At considerable length appellant argues four points relating to the duty of a purchaser of non-negotiable paper to make inquiry as to defenses and infirmities. Any consideration of these points would be purely academic because the paper in suit was negotiable. [3] It is the settled rule that a purchaser of negotiable paper is not required to make inquiry of the makers as to the consideration and circumstances leading to its execution. (19 Cal. Jur., p. 866; Witty v. Clinch, 207 Cal. 779, 785 [279 P. 797].) In so far as the good faith of the respondent is concerned all the evidence was in accord with the trial court's finding.
[4] It is argued that the note is void because the consideration for it was corporate stock issued in violation of the Corporate Securities Act. This is just another way of saying that a negotiable note is void in the hands of an innocent purchaser for value if the consideration fails. Except in those cases where the note is void on its face or is declared void by statute the authorities are to the contrary. (19 Cal. Jur., p. 1107.)

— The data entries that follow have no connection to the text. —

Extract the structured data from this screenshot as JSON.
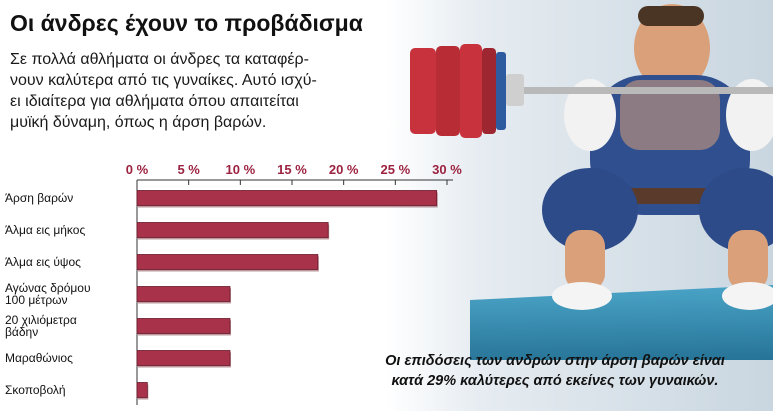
{
  "header": {
    "title": "Οι άνδρες έχουν το προβάδισμα",
    "intro_lines": [
      "Σε πολλά αθλήματα οι άνδρες τα καταφέρ-",
      "νουν καλύτερα από τις γυναίκες. Αυτό ισχύ-",
      "ει ιδιαίτερα για αθλήματα όπου απαιτείται",
      "μυϊκή δύναμη, όπως η άρση βαρών."
    ]
  },
  "caption": {
    "lines": [
      "Οι επιδόσεις των ανδρών στην άρση βαρών είναι",
      "κατά 29% καλύτερες από εκείνες των γυναικών."
    ]
  },
  "colors": {
    "bar": "#a8324a",
    "bar_dark": "#6b1b2b",
    "axis": "#333333",
    "tick_label": "#9c2240",
    "plate": "#c8323c",
    "sky": "#dbe3ea",
    "floor": "#1e7fa8"
  },
  "chart_data": {
    "type": "bar",
    "orientation": "horizontal",
    "categories": [
      [
        "Άρση βαρών"
      ],
      [
        "Άλμα εις μήκος"
      ],
      [
        "Άλμα εις ύψος"
      ],
      [
        "Αγώνας δρόμου",
        "100 μέτρων"
      ],
      [
        "20 χιλιόμετρα",
        "βάδην"
      ],
      [
        "Μαραθώνιος"
      ],
      [
        "Σκοποβολή"
      ]
    ],
    "values": [
      29,
      18.5,
      17.5,
      9,
      9,
      9,
      1
    ],
    "tick_labels": [
      "0 %",
      "5 %",
      "10 %",
      "15 %",
      "20 %",
      "25 %",
      "30 %"
    ],
    "xlim": [
      0,
      30
    ],
    "grid": false,
    "legend": "none"
  }
}
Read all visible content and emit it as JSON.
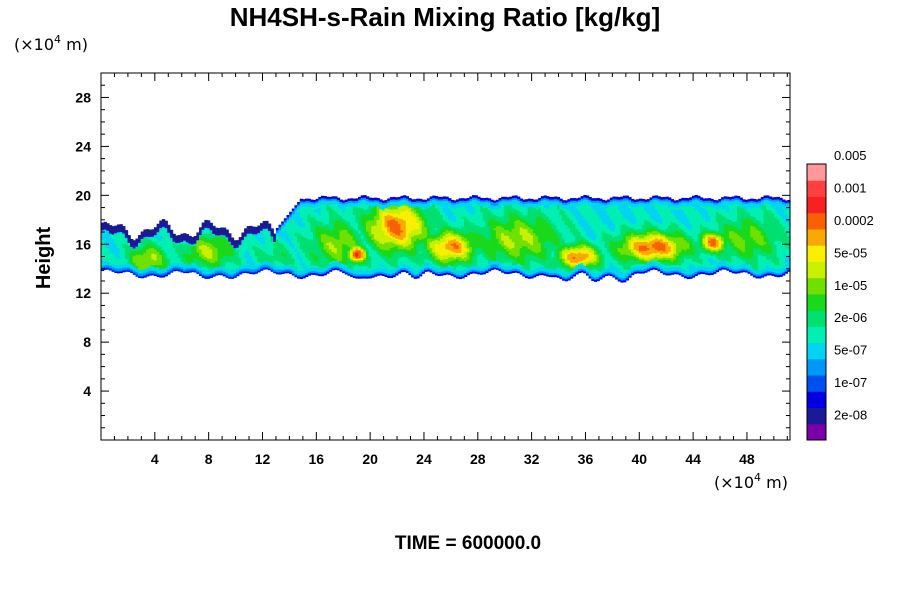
{
  "chart_data": {
    "type": "heatmap",
    "title": "NH4SH-s-Rain Mixing Ratio [kg/kg]",
    "ylabel": "Height",
    "x_unit": {
      "prefix": "(×10",
      "exp": "4",
      "suffix": " m)"
    },
    "y_unit": {
      "prefix": "(×10",
      "exp": "4",
      "suffix": " m)"
    },
    "time_label": "TIME = 600000.0",
    "xlim": [
      0,
      51.2
    ],
    "ylim": [
      0,
      30
    ],
    "x_ticks": [
      4,
      8,
      12,
      16,
      20,
      24,
      28,
      32,
      36,
      40,
      44,
      48
    ],
    "y_ticks": [
      4,
      8,
      12,
      16,
      20,
      24,
      28
    ],
    "colorbar": {
      "colors": [
        "#7a00a8",
        "#1a1a96",
        "#0000e0",
        "#0050f0",
        "#0098f8",
        "#00d4f0",
        "#00f0b4",
        "#00e070",
        "#1ad81a",
        "#70e000",
        "#c8f000",
        "#f8f000",
        "#f8a800",
        "#f86000",
        "#f82020",
        "#ff4040",
        "#ff9898"
      ],
      "labels": [
        "2e-08",
        "1e-07",
        "5e-07",
        "2e-06",
        "1e-05",
        "5e-05",
        "0.0002",
        "0.001",
        "0.005"
      ]
    },
    "field_description": {
      "cloud_base_km_x1e4": 13.5,
      "cloud_top_km_x1e4": 20,
      "core_max_value": "0.0002 to 0.001 band near heights 14-17"
    }
  }
}
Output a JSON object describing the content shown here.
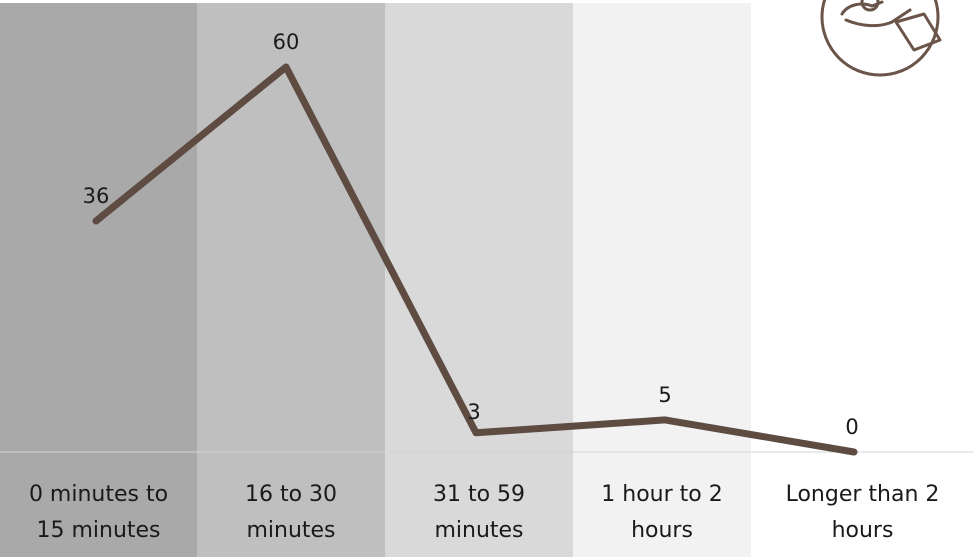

The case was fairly tried. The trial court was more than patient and liberal with appellant in the presentation of her case and no assignments of error during the trial are made now. The judgment is sound and is fully supported by the evidence and the findings. The questions of law raised on the appeal are more academic than real. The material issues have been rightly adjudged and, for these reasons, the judgment is affirmed.
Sturtevant, J., and Spence, J., concurred. *Page 125
A petition for a rehearing of this cause was denied by the District Court of Appeal on April 23, 1932, and an application by respondent to have the cause heard in the Supreme Court, after judgment in the District Court of Appeal, was denied by the Supreme Court on May 23, 1932.